La révision traduit d’abord un ajustement des recettes aux réalités de l’exécution. Présenté par le vice-Premier ministre chargé du Budget, Adolphe Muzito, le texte impute pour l’essentiel la contraction à une chute des financements extérieurs. Cette révision est « principalement imputable à une diminution de 42 % des ressources extérieures », a-t-il été expliqué aux sénateurs, tandis que les recettes propres de l’État progressent de 6,9 %, signe d’une meilleure mobilisation interne. Le collectif intègre par ailleurs une première tranche d’eurobonds de 650 millions de dollars.
Du côté des dépenses, l’effort porte surtout sur l’investissement. Les crédits destinés aux équipements chutent de 55,4 %, tandis que les remboursements du capital de la dette reculent de 2,4 %. À l’inverse, plusieurs postes sont revus à la hausse, les frais financiers de 27,1 %, les prestations de 18,3 % et les transferts de 4,1 %. Cette structure en dit long sur les marges de l’État. « Une part plus importante des ressources est absorbée par des dépenses difficiles à réduire, comme le coût de la dette », résume l’analyse du collectif, ce qui rétrécit d’autant l’espace disponible pour les infrastructures.
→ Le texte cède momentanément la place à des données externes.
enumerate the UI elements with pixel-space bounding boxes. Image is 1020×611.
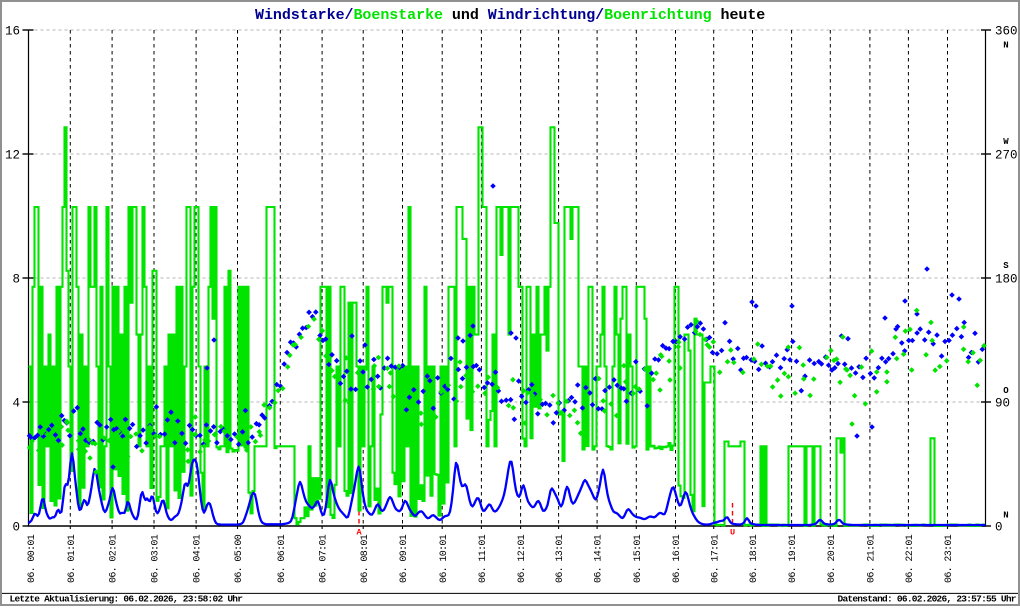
svg-text:06. 03:01: 06. 03:01 — [151, 534, 162, 583]
svg-text:06. 20:01: 06. 20:01 — [827, 534, 838, 583]
svg-text:06. 23:01: 06. 23:01 — [944, 534, 955, 583]
svg-text:90: 90 — [995, 397, 1010, 411]
svg-text:06. 10:01: 06. 10:01 — [439, 534, 450, 583]
svg-text:06. 11:01: 06. 11:01 — [478, 534, 489, 583]
svg-text:0: 0 — [12, 521, 20, 535]
svg-text:S: S — [1003, 261, 1009, 271]
svg-text:06. 21:01: 06. 21:01 — [867, 534, 878, 583]
svg-text:12: 12 — [5, 149, 20, 163]
svg-text:06. 08:01: 06. 08:01 — [360, 534, 371, 583]
svg-text:06. 06:01: 06. 06:01 — [277, 534, 288, 583]
svg-text:06. 15:01: 06. 15:01 — [633, 534, 644, 583]
svg-text:N: N — [1003, 511, 1008, 521]
svg-text:A: A — [356, 528, 362, 538]
svg-text:06. 16:01: 06. 16:01 — [672, 534, 683, 583]
svg-text:06. 04:01: 06. 04:01 — [193, 534, 204, 583]
svg-text:06. 00:01: 06. 00:01 — [27, 534, 38, 583]
svg-text:06. 13:01: 06. 13:01 — [555, 534, 566, 583]
svg-text:06. 12:01: 06. 12:01 — [517, 534, 528, 583]
svg-text:W: W — [1003, 137, 1009, 147]
svg-text:180: 180 — [995, 273, 1018, 287]
svg-text:Windstarke/Boenstarke und Wind: Windstarke/Boenstarke und Windrichtung/B… — [255, 7, 765, 24]
svg-text:8: 8 — [12, 273, 20, 287]
svg-text:U: U — [730, 528, 735, 538]
svg-text:Letzte Aktualisierung: 06.02.2: Letzte Aktualisierung: 06.02.2026, 23:58… — [10, 594, 244, 605]
svg-text:06. 07:01: 06. 07:01 — [319, 534, 330, 583]
svg-text:06. 19:01: 06. 19:01 — [788, 534, 799, 583]
svg-text:270: 270 — [995, 149, 1018, 163]
svg-text:06. 05:00: 06. 05:00 — [234, 534, 245, 583]
svg-text:06. 01:01: 06. 01:01 — [67, 534, 78, 583]
svg-text:Datenstand: 06.02.2026, 23:57:: Datenstand: 06.02.2026, 23:57:55 Uhr — [838, 594, 1017, 605]
svg-text:O: O — [1003, 386, 1009, 396]
svg-text:4: 4 — [12, 397, 20, 411]
svg-text:360: 360 — [995, 25, 1018, 39]
svg-text:0: 0 — [995, 521, 1003, 535]
svg-text:06. 18:01: 06. 18:01 — [749, 534, 760, 583]
svg-text:16: 16 — [5, 25, 20, 39]
svg-text:06. 02:01: 06. 02:01 — [109, 534, 120, 583]
svg-text:06. 14:01: 06. 14:01 — [594, 534, 605, 583]
svg-text:06. 17:01: 06. 17:01 — [710, 534, 721, 583]
svg-text:06. 22:01: 06. 22:01 — [905, 534, 916, 583]
svg-text:06. 09:01: 06. 09:01 — [399, 534, 410, 583]
svg-text:N: N — [1003, 41, 1008, 51]
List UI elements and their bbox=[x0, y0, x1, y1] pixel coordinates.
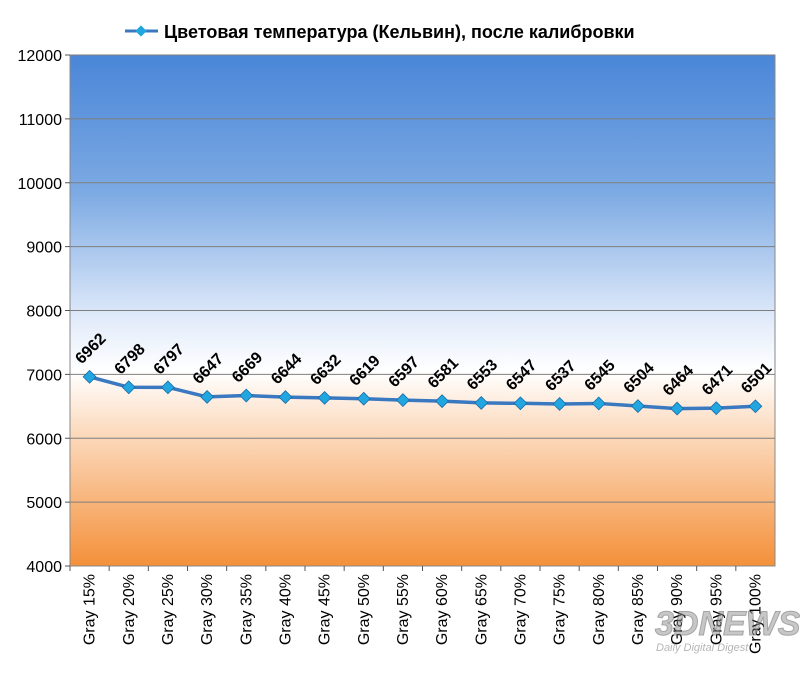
x-tick-label: Gray 70% bbox=[512, 574, 529, 645]
data-point bbox=[356, 391, 371, 406]
legend-series-label: Цветовая температура (Кельвин), после ка… bbox=[164, 22, 635, 42]
x-tick-label: Gray 85% bbox=[630, 574, 647, 645]
x-tick-label: Gray 100% bbox=[747, 574, 764, 654]
data-point bbox=[748, 399, 763, 414]
legend-marker-swatch bbox=[135, 25, 147, 37]
grid-lines bbox=[70, 54, 775, 503]
y-tick-label: 7000 bbox=[26, 367, 62, 384]
data-point bbox=[709, 401, 724, 416]
x-tick-label: Gray 65% bbox=[473, 574, 490, 645]
x-axis-ticks: Gray 15% Gray 20% Gray 25% Gray 30% Gray 35%… bbox=[69, 566, 764, 654]
watermark-logo: 3DNEWS Daily Digital Digest bbox=[655, 605, 800, 655]
y-tick-label: 8000 bbox=[26, 304, 62, 321]
data-point bbox=[278, 390, 293, 405]
x-tick-label: Gray 75% bbox=[552, 574, 569, 645]
y-tick-label: 4000 bbox=[26, 559, 62, 576]
x-tick-label: Gray 50% bbox=[356, 574, 373, 645]
data-point bbox=[670, 401, 685, 416]
watermark-tagline: Daily Digital Digest bbox=[656, 642, 749, 654]
y-tick-label: 9000 bbox=[26, 240, 62, 257]
data-point bbox=[317, 390, 332, 405]
data-point bbox=[121, 380, 136, 395]
x-tick-label: Gray 80% bbox=[591, 574, 608, 645]
x-tick-label: Gray 30% bbox=[199, 574, 216, 645]
data-point bbox=[513, 396, 528, 411]
x-tick-label: Gray 25% bbox=[160, 574, 177, 645]
y-tick-label: 5000 bbox=[26, 495, 62, 512]
y-tick-label: 11000 bbox=[19, 112, 62, 129]
data-point bbox=[435, 394, 450, 409]
y-tick-label: 6000 bbox=[26, 431, 62, 448]
x-tick-label: Gray 20% bbox=[121, 574, 138, 645]
watermark-logo-text: 3DNEWS bbox=[655, 605, 800, 643]
series-line bbox=[89, 375, 756, 411]
data-point bbox=[591, 396, 606, 411]
data-point bbox=[200, 389, 215, 404]
x-tick-label: Gray 60% bbox=[434, 574, 451, 645]
data-point bbox=[160, 380, 175, 395]
legend: Цветовая температура (Кельвин), после ка… bbox=[125, 22, 635, 42]
y-axis-ticks: 4000 5000 6000 7000 8000 9000 10000 11000 12000 bbox=[18, 48, 70, 576]
x-tick-label: Gray 90% bbox=[669, 574, 686, 645]
data-point bbox=[82, 369, 97, 384]
y-tick-label: 10000 bbox=[18, 176, 63, 193]
x-tick-label: Gray 55% bbox=[395, 574, 412, 645]
data-point bbox=[552, 397, 567, 411]
x-tick-label: Gray 40% bbox=[277, 574, 294, 645]
x-tick-label: Gray 35% bbox=[238, 574, 255, 645]
x-tick-label: Gray 15% bbox=[82, 574, 99, 645]
y-tick-label: 12000 bbox=[18, 48, 63, 65]
data-point bbox=[239, 388, 254, 403]
data-point bbox=[474, 395, 489, 410]
x-tick-label: Gray 95% bbox=[708, 574, 725, 645]
series-line-group bbox=[82, 369, 763, 416]
data-point bbox=[395, 393, 410, 408]
data-point bbox=[630, 399, 645, 413]
x-tick-label: Gray 45% bbox=[317, 574, 334, 645]
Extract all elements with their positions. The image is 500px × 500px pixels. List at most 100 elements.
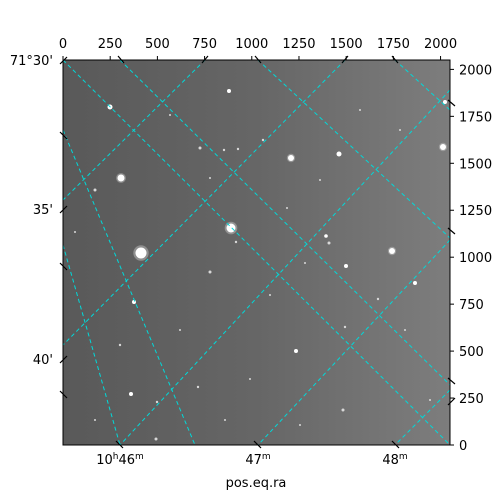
star	[117, 174, 125, 182]
ra-tick-mark	[341, 55, 349, 64]
star	[261, 138, 265, 142]
dec-tick-label: 40'	[33, 353, 53, 368]
star	[319, 179, 321, 181]
star	[198, 146, 202, 150]
grid-line	[63, 60, 346, 346]
ra-tick-mark	[447, 397, 456, 406]
top-tick-label: 0	[59, 37, 67, 52]
grid-line	[119, 60, 450, 386]
ra-tick-mark	[447, 377, 456, 385]
star	[222, 148, 226, 152]
star	[341, 408, 345, 412]
star	[94, 419, 96, 421]
right-tick-label: 250	[459, 392, 484, 407]
grid-line	[119, 89, 450, 445]
ra-tick-mark	[254, 55, 262, 64]
star	[343, 325, 347, 329]
grid-line	[257, 60, 450, 239]
ra-tick-mark	[447, 99, 456, 107]
top-pixel-axis: 0 250 500 750 1000 1250 1500 1750 2000	[59, 37, 457, 60]
ra-tick-mark	[391, 55, 399, 64]
right-tick-label: 1000	[459, 251, 492, 266]
dec-tick-label: 71°30'	[10, 54, 53, 69]
ra-tick-mark	[201, 55, 209, 64]
star	[208, 270, 212, 274]
top-tick-label: 250	[98, 37, 123, 52]
dec-tick-mark	[59, 56, 68, 65]
star	[413, 281, 417, 285]
grid-line	[394, 389, 450, 445]
top-tick-label: 500	[145, 37, 170, 52]
top-tick-label: 1250	[282, 37, 315, 52]
top-tick-label: 1000	[235, 37, 268, 52]
star	[135, 247, 147, 259]
top-tick-label: 750	[192, 37, 217, 52]
dec-tick-mark	[59, 390, 68, 399]
star	[299, 424, 301, 426]
ra-tick-label: 47m	[245, 452, 270, 468]
coordinate-grid	[63, 60, 450, 445]
ra-tick-mark	[253, 440, 262, 449]
star	[404, 329, 406, 331]
star	[440, 144, 446, 150]
right-tick-label: 1250	[459, 204, 492, 219]
grid-line	[63, 129, 196, 445]
star	[249, 378, 251, 380]
star	[294, 349, 298, 353]
top-tick-label: 1500	[330, 37, 363, 52]
right-tick-label: 1500	[459, 157, 492, 172]
star	[443, 100, 447, 104]
star	[196, 385, 200, 389]
dec-tick-mark	[59, 205, 68, 214]
star	[154, 437, 158, 441]
ra-tick-mark	[115, 440, 124, 449]
star	[209, 177, 211, 179]
star	[286, 207, 288, 209]
star	[74, 231, 76, 233]
star	[288, 155, 294, 161]
dec-tick-label: 35'	[33, 203, 53, 218]
dec-tick-mark	[59, 131, 68, 140]
star	[344, 264, 348, 268]
ra-tick-mark	[117, 55, 125, 64]
right-tick-label: 2000	[459, 63, 492, 78]
ra-tick-mark	[391, 440, 400, 449]
star	[155, 400, 159, 404]
star	[169, 114, 171, 116]
grid-line	[257, 239, 450, 445]
plot-frame	[62, 59, 451, 446]
right-tick-label: 1750	[459, 110, 492, 125]
star	[324, 234, 328, 238]
dec-tick-mark	[59, 355, 68, 364]
ra-tick-mark	[447, 227, 456, 235]
star	[227, 89, 231, 93]
star	[399, 129, 401, 131]
grid-line	[63, 60, 206, 201]
star	[226, 223, 236, 233]
star	[327, 241, 331, 245]
star	[234, 240, 238, 244]
star	[376, 297, 380, 301]
ra-tick-label: 10h46m	[96, 452, 144, 468]
star	[429, 399, 431, 401]
top-tick-label: 1750	[377, 37, 410, 52]
wcs-tick-marks	[59, 55, 456, 449]
top-tick-label: 2000	[424, 37, 457, 52]
star	[129, 392, 133, 396]
star	[93, 188, 97, 192]
ra-axis-title: pos.eq.ra	[226, 476, 287, 491]
star	[304, 262, 306, 264]
ra-tick-label: 48m	[382, 452, 407, 468]
star	[269, 294, 271, 296]
star	[118, 343, 122, 347]
grid-line	[394, 60, 450, 111]
right-tick-label: 750	[459, 298, 484, 313]
right-pixel-axis: 0 250 500 750 1000 1250 1500 1750 2000	[450, 63, 492, 454]
right-tick-label: 0	[459, 439, 467, 454]
star	[179, 329, 181, 331]
star	[336, 151, 342, 157]
star	[224, 419, 226, 421]
sky-image	[63, 60, 450, 445]
star	[389, 248, 395, 254]
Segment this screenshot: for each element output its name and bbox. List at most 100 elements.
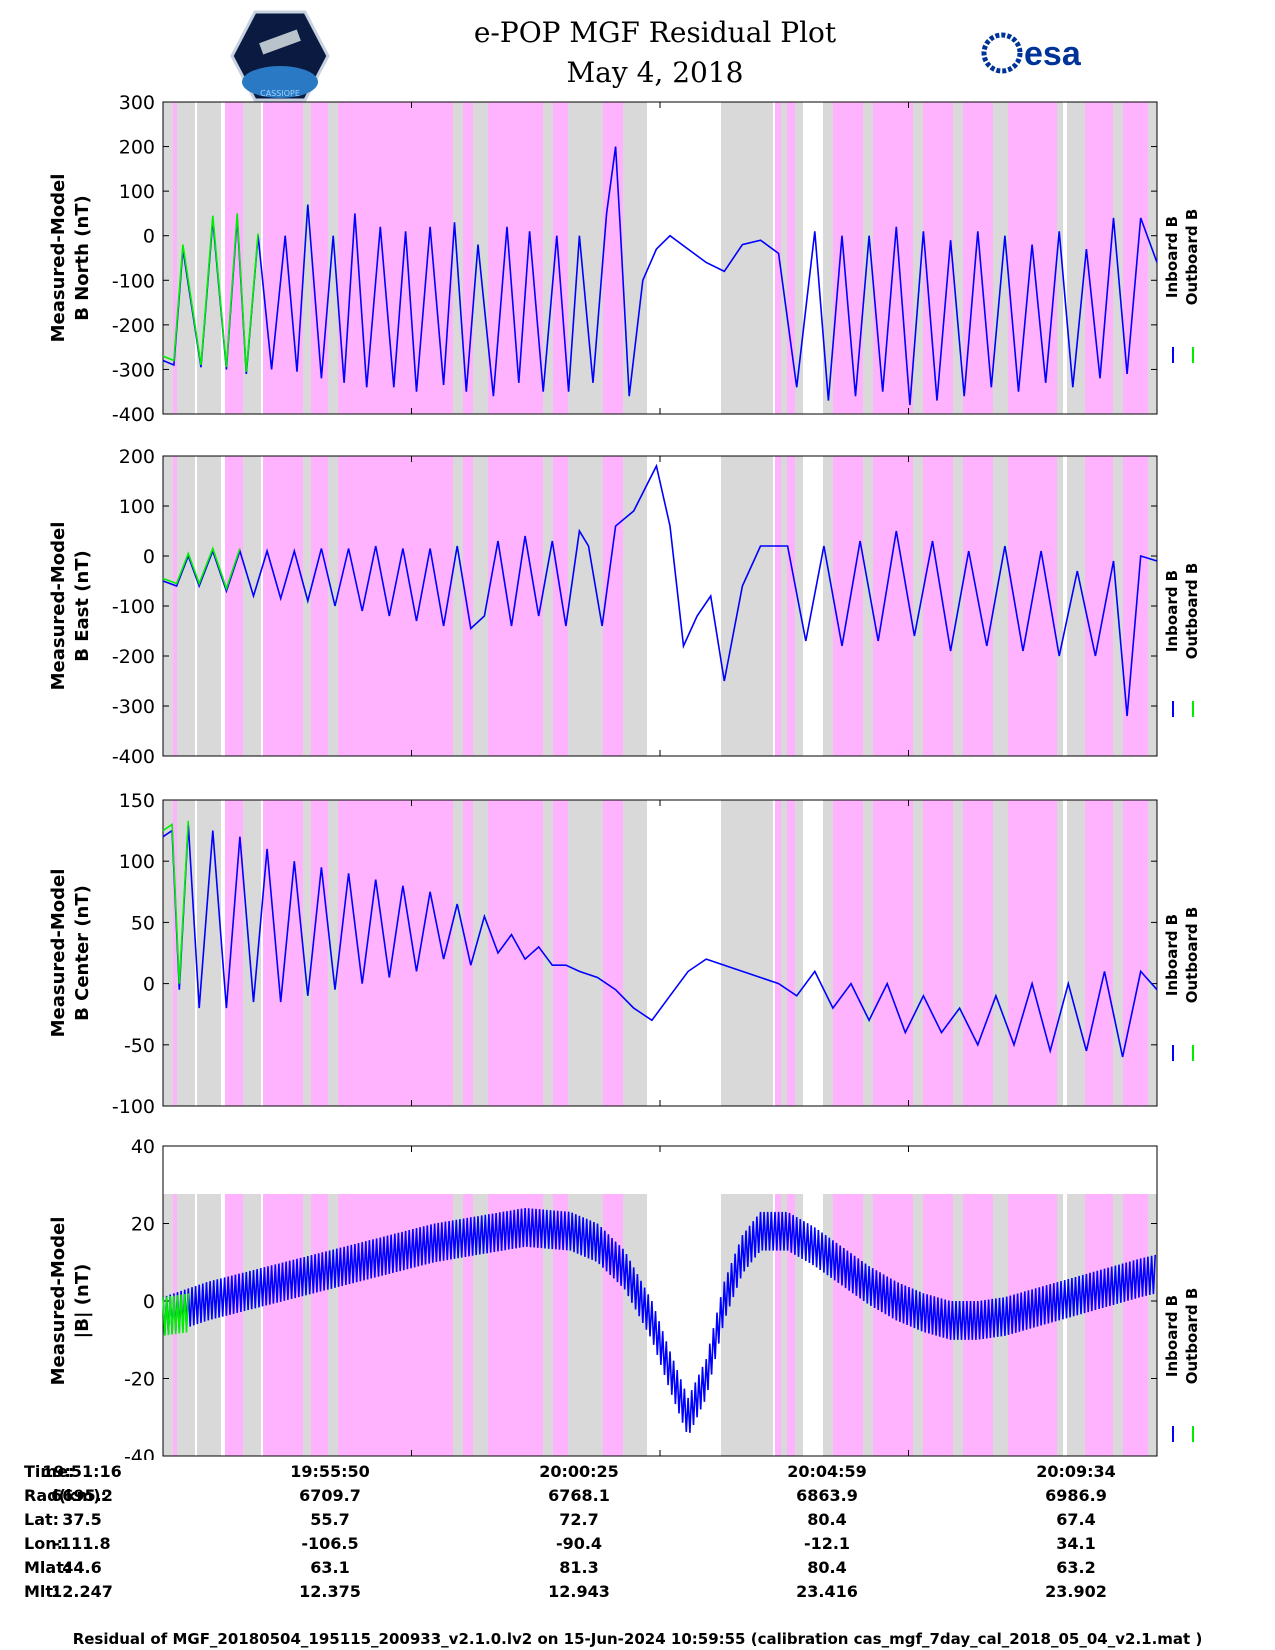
- orbit-shade-band: [543, 800, 553, 1106]
- orbit-shade-band: [775, 102, 781, 414]
- orbit-shade-band: [1123, 1194, 1148, 1456]
- orbit-shade-band: [1067, 456, 1085, 756]
- info-cell: -12.1: [803, 1534, 851, 1553]
- orbit-shade-band: [1057, 800, 1063, 1106]
- y-tick-label: 100: [119, 851, 155, 873]
- orbit-shade-band: [473, 800, 488, 1106]
- orbit-shade-band: [473, 102, 488, 414]
- info-cell: 12.247: [51, 1582, 113, 1601]
- orbit-shade-band: [1067, 102, 1085, 414]
- orbit-shade-band: [311, 102, 328, 414]
- orbit-shade-band: [311, 456, 328, 756]
- inboard-series-line: [162, 146, 1158, 406]
- info-cell: 55.7: [310, 1510, 350, 1529]
- orbit-shade-band: [781, 1194, 787, 1456]
- esa-logo-text: esa: [1024, 35, 1082, 73]
- orbit-shade-band: [1085, 800, 1113, 1106]
- info-cell: 44.6: [62, 1558, 102, 1577]
- info-cell: -111.8: [53, 1534, 111, 1553]
- orbit-info-table: Time: 19:51:16 19:55:50 20:00:25 20:04:59 20:…: [0, 1462, 1275, 1632]
- orbit-shade-band: [473, 456, 488, 756]
- orbit-shade-band: [1043, 1194, 1057, 1456]
- orbit-shade-band: [303, 456, 311, 756]
- info-cell: 6986.9: [1045, 1486, 1107, 1505]
- orbit-shade-band: [1057, 456, 1063, 756]
- orbit-shade-band: [243, 102, 261, 414]
- info-row-label: Mlt:: [24, 1582, 60, 1601]
- orbit-shade-band: [508, 800, 543, 1106]
- info-row-label: Time:: [24, 1462, 75, 1481]
- orbit-shade-band: [823, 456, 833, 756]
- orbit-shade-band: [311, 800, 328, 1106]
- orbit-shade-band: [993, 800, 1008, 1106]
- orbit-shade-band: [993, 456, 1008, 756]
- legend-labels: Inboard B Outboard B: [1163, 1288, 1201, 1385]
- info-cell: -106.5: [301, 1534, 359, 1553]
- orbit-shade-band: [833, 800, 863, 1106]
- orbit-shade-band: [781, 102, 787, 414]
- orbit-shade-band: [823, 1194, 833, 1456]
- orbit-shade-band: [388, 800, 453, 1106]
- info-cell: 37.5: [62, 1510, 102, 1529]
- outboard-series-line: [162, 820, 190, 984]
- orbit-shade-band: [243, 456, 261, 756]
- y-tick-label: -300: [112, 696, 155, 718]
- orbit-shade-band: [488, 456, 508, 756]
- orbit-shade-band: [873, 800, 913, 1106]
- orbit-shade-band: [1113, 1194, 1123, 1456]
- orbit-shade-band: [623, 1194, 647, 1456]
- orbit-shade-band: [163, 102, 173, 414]
- orbit-shade-band: [303, 1194, 311, 1456]
- legend-outboard: Outboard B: [1183, 209, 1201, 306]
- orbit-shade-band: [795, 102, 803, 414]
- orbit-shade-band: [913, 102, 923, 414]
- orbit-shade-band: [963, 102, 993, 414]
- orbit-shade-band: [243, 800, 261, 1106]
- orbit-shade-band: [453, 1194, 463, 1456]
- orbit-shade-band: [303, 102, 311, 414]
- orbit-shade-band: [1067, 1194, 1085, 1456]
- info-cell: 12.375: [299, 1582, 361, 1601]
- orbit-shade-band: [488, 1194, 508, 1456]
- info-cell: 6768.1: [548, 1486, 610, 1505]
- orbit-shade-band: [721, 102, 753, 414]
- residual-charts: 3002001000-100-200-300-400Measured-Model…: [48, 92, 1201, 1460]
- info-cell: 63.1: [310, 1558, 350, 1577]
- info-cell: 63.2: [1056, 1558, 1096, 1577]
- orbit-shade-band: [1008, 800, 1043, 1106]
- orbit-shade-band: [311, 1194, 328, 1456]
- orbit-shade-band: [338, 800, 388, 1106]
- inboard-series-line: [162, 1207, 1156, 1433]
- orbit-shade-band: [388, 456, 453, 756]
- info-cell: 34.1: [1056, 1534, 1096, 1553]
- orbit-shade-band: [863, 456, 873, 756]
- orbit-shade-band: [787, 800, 795, 1106]
- orbit-shade-band: [488, 102, 508, 414]
- orbit-shade-band: [603, 102, 623, 414]
- y-axis-label: Measured-Model B East (nT): [48, 522, 93, 691]
- orbit-shade-band: [923, 456, 953, 756]
- y-tick-label: 100: [119, 181, 155, 203]
- info-cell: 6695.2: [51, 1486, 113, 1505]
- orbit-shade-band: [1067, 800, 1085, 1106]
- legend-labels: Inboard B Outboard B: [1163, 209, 1201, 306]
- orbit-shade-band: [328, 800, 338, 1106]
- orbit-shade-band: [553, 456, 568, 756]
- y-tick-label: -400: [112, 404, 155, 426]
- y-tick-label: 0: [143, 546, 155, 568]
- orbit-shade-band: [328, 102, 338, 414]
- orbit-shade-band: [781, 800, 787, 1106]
- orbit-shade-band: [197, 1194, 221, 1456]
- esa-logo: esa: [981, 32, 1082, 74]
- orbit-shade-band: [623, 800, 647, 1106]
- info-cell: 6863.9: [796, 1486, 858, 1505]
- orbit-shade-band: [568, 800, 583, 1106]
- orbit-shade-band: [775, 1194, 781, 1456]
- info-cell: 19:55:50: [290, 1462, 370, 1481]
- legend-outboard: Outboard B: [1183, 907, 1201, 1004]
- outboard-series-line: [162, 213, 259, 372]
- orbit-shade-band: [1148, 1194, 1157, 1456]
- orbit-shade-band: [177, 800, 195, 1106]
- orbit-shade-band: [173, 800, 177, 1106]
- orbit-shade-band: [553, 800, 568, 1106]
Adoptée dans les mêmes termes par les deux chambres, la loi de finances rectificative attend désormais sa promulgation. Elle fixe le cadre dans lequel s’exécutera la seconde moitié de l’exercice, un exercice marqué par la guerre à l’Est, la pression sur les réserves de change et un budget de la défense et de la sécurité porté à un niveau sans précédent, autour de 30 % des dépenses.